Taking advantage of the multi-functional m-FPhH₃IDC ligand, two highly stable Co(II) complexes, namely, [Co(m-FPhH₂IDC)₂ (2,2′-bipy)]·H₂O (1) and [Co(m-FPhH₂IDC)₂ (phen)]·H₂O (2) (m-FPhH₃IDC = 2-(m-fluoro)phenyl-4,5-imidazole dicarboxylic acid, 2,2′-bipy = 2,2′-bipyridine, phen = 1,10-phenanthroline) have been hydrothermally synthesized and structurally characterized. 1 and 2 were found to be stable in aqueous solution having pH values ranging from 1 to 11 as well as boiling water. The results of structural analysis show that abundant hydrogen-bonding networks in 1 and 2 formed by water molecules, carboxyl and imidazole groups exist which are beneficial for the transfer of protons. Therefore, the temperature- and humidity-dependent proton conduction properties of the two complexes were investigated in detail. 1 and 2 have the optimal proton conductivities of 8.15 × 10^-4 S cm^-1 and 1.31 × 10^-5 S cm^-1 at 373 K under 98% RH, respectively, which can be compared to the reported imidazole dicarboxylate-based complexes. In addition, the proton conducting mechanism was studied in detail.

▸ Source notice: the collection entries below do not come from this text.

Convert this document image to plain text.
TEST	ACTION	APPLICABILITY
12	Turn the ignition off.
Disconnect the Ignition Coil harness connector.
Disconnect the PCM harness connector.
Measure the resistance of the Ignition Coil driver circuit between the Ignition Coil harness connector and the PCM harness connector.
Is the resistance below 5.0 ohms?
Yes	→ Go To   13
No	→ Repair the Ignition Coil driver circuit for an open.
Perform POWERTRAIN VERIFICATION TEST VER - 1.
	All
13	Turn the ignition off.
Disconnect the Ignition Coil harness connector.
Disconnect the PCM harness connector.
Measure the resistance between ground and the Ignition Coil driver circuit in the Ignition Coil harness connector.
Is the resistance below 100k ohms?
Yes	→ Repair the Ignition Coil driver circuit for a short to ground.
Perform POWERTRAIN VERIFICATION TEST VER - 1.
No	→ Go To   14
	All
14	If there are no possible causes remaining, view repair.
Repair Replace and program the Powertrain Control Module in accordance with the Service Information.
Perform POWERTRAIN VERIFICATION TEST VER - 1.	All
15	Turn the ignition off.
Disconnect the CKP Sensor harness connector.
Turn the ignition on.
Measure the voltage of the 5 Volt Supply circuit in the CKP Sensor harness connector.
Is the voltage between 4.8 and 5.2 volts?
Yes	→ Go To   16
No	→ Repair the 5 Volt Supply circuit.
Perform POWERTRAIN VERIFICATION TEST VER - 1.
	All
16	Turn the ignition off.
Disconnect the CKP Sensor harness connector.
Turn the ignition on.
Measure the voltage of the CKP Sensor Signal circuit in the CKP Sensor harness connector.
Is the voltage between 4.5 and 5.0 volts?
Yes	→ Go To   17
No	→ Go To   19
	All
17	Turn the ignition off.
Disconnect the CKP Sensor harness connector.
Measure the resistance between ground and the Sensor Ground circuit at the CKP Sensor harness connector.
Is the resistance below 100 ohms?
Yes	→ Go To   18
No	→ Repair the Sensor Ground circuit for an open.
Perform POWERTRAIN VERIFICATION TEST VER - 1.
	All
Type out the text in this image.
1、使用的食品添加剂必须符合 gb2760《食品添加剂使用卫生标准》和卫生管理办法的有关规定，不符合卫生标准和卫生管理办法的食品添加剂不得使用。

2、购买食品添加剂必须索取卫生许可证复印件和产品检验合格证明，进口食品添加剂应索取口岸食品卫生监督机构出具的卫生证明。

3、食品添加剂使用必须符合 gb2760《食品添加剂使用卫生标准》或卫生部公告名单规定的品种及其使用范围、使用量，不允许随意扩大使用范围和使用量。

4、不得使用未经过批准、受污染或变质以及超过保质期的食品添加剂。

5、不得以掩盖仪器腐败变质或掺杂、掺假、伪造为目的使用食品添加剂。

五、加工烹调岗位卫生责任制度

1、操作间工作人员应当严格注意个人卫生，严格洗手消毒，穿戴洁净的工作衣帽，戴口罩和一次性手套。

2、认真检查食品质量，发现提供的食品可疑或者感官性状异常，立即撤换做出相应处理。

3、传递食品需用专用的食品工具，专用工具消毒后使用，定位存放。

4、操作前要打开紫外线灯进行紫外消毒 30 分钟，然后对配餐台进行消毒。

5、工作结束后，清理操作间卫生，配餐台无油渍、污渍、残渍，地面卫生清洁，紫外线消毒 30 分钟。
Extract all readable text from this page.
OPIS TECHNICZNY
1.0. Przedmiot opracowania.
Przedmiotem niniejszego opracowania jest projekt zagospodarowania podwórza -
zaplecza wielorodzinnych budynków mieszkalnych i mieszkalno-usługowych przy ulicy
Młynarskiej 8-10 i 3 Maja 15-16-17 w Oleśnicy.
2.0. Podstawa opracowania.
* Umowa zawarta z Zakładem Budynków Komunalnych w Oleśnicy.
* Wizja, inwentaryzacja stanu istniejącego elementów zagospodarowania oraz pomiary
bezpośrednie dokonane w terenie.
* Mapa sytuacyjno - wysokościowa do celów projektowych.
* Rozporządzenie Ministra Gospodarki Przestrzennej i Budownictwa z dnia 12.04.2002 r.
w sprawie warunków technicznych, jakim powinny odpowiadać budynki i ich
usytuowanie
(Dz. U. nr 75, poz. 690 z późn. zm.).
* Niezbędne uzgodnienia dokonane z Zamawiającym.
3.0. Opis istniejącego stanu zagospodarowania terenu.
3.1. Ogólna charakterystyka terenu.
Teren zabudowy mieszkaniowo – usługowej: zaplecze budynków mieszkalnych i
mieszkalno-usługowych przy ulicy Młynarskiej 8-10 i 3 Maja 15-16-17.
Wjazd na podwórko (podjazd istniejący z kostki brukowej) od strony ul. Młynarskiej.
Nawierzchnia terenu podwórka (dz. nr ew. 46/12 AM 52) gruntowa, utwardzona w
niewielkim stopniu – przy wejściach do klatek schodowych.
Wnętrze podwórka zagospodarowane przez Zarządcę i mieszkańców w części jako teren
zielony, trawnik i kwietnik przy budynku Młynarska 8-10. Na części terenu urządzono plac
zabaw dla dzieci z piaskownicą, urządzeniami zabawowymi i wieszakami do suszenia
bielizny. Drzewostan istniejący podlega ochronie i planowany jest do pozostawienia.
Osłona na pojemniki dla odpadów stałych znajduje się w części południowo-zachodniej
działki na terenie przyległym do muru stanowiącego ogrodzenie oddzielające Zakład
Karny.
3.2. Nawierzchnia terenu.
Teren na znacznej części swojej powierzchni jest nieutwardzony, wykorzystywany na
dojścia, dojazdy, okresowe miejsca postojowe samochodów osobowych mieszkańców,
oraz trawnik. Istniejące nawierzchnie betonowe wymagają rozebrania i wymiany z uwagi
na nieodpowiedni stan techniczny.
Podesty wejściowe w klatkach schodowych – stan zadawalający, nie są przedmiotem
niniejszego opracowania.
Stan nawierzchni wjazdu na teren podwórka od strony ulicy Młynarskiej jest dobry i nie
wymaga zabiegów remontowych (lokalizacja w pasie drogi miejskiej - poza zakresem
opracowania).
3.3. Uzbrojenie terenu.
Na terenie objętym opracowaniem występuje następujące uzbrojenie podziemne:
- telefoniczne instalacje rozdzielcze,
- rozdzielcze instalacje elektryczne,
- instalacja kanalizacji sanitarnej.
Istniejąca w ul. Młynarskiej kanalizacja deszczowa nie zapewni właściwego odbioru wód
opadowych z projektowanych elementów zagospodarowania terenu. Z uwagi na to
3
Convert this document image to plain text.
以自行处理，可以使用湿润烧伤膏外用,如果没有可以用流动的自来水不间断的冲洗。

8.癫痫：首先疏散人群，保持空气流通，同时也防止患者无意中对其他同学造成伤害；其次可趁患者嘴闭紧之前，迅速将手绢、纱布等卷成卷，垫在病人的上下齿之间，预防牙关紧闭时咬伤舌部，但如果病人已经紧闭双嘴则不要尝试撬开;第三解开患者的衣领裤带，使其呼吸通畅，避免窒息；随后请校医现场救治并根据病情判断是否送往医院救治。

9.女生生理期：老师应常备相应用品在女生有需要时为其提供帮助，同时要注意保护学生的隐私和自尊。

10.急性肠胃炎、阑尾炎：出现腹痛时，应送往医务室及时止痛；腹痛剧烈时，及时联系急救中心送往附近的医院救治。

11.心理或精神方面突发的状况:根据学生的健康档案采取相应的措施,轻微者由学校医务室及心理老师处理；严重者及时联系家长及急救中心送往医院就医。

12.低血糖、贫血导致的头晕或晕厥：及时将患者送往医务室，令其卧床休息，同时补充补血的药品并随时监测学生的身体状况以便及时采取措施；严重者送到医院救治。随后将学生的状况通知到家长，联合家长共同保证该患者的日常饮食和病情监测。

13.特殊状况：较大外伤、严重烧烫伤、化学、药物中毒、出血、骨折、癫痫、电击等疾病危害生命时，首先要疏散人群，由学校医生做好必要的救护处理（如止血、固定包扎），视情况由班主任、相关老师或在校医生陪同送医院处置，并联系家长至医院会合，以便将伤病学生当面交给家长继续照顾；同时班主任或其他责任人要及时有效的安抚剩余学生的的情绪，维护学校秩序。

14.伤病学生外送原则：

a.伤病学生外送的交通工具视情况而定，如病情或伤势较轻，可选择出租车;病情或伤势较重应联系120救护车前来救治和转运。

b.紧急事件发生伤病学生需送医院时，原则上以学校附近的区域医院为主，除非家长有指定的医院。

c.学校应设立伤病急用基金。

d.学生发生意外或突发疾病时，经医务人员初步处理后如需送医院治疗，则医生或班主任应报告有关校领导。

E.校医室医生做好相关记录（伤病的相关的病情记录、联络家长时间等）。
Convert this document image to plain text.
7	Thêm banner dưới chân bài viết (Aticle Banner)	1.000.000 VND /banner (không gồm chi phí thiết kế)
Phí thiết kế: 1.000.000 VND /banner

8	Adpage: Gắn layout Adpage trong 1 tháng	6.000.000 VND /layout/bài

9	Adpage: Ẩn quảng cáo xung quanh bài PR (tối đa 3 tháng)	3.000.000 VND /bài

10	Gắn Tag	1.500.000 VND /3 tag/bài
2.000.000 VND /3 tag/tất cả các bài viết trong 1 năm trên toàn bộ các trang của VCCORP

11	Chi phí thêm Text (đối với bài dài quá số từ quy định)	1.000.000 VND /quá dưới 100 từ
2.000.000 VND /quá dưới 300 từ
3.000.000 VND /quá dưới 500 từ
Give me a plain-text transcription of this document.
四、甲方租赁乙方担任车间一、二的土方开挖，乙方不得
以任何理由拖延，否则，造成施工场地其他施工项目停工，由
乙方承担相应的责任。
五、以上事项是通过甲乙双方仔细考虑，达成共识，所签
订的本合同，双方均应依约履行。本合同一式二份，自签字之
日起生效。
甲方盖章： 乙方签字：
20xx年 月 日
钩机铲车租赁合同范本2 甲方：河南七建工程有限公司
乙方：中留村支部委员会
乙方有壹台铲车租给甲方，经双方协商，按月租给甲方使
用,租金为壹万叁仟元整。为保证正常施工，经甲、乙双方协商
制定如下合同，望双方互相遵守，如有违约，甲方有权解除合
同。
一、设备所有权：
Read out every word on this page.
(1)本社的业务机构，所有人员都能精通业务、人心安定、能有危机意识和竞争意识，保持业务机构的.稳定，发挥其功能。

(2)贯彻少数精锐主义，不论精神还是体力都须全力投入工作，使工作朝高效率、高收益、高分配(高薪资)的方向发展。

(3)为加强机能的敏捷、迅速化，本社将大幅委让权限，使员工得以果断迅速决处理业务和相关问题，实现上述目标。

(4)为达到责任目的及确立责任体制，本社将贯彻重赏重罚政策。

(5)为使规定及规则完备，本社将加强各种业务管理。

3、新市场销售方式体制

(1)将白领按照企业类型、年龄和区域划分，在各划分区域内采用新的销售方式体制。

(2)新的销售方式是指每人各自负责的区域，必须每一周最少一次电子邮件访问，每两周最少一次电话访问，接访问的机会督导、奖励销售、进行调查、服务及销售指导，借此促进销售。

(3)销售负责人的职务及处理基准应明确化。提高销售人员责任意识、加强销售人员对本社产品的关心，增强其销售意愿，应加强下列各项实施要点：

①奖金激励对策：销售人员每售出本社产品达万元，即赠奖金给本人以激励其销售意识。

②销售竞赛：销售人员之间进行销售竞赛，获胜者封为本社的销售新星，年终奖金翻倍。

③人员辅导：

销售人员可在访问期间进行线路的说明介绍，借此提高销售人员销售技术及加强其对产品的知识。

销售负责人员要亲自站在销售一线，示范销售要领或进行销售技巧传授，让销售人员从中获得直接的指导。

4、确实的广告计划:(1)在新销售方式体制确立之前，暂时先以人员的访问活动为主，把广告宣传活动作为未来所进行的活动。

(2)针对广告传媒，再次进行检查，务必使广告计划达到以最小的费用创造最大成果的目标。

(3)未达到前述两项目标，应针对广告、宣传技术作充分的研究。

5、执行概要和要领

利用多功能的m -FPhH ₃ IDC配体，形成两个高度稳定的Co（II）配合物，即[Co（m -FPhH ₂ IDC）₂（2,2'-bipy）]·H ₂ O（1）和[CO（米-FPhH ₂ IDC）₂（苯）〕·H ₂ O（2）（米-FPhH ₃ IDC = 2-（米-氟）苯基-4,5-咪唑二羧酸，2,2- ′-bipy ＝ 2，2′-联吡啶，phen ＝ 1，10-菲咯啉已被水热合成并在结构上表征。1和2发现在pH值为1至11的水溶液以及沸水中，它们稳定。结构分析结果表明，由水分子，羧基和咪唑基形成的1和2中存在丰富的氢键网络，有利于质子的转移。因此，详细研究了两种配合物的温度和湿度依赖性质子传导性质。1和2的最佳质子电导率分别为8.15×10 ^-4  S cm ^-1和1.31×10 ^-5  S cm ^-1在373 K下，相对湿度为98％时，可以与已报道的基于咪唑二羧酸酯的配合物进行比较。另外，对质子传导机理进行了详细研究。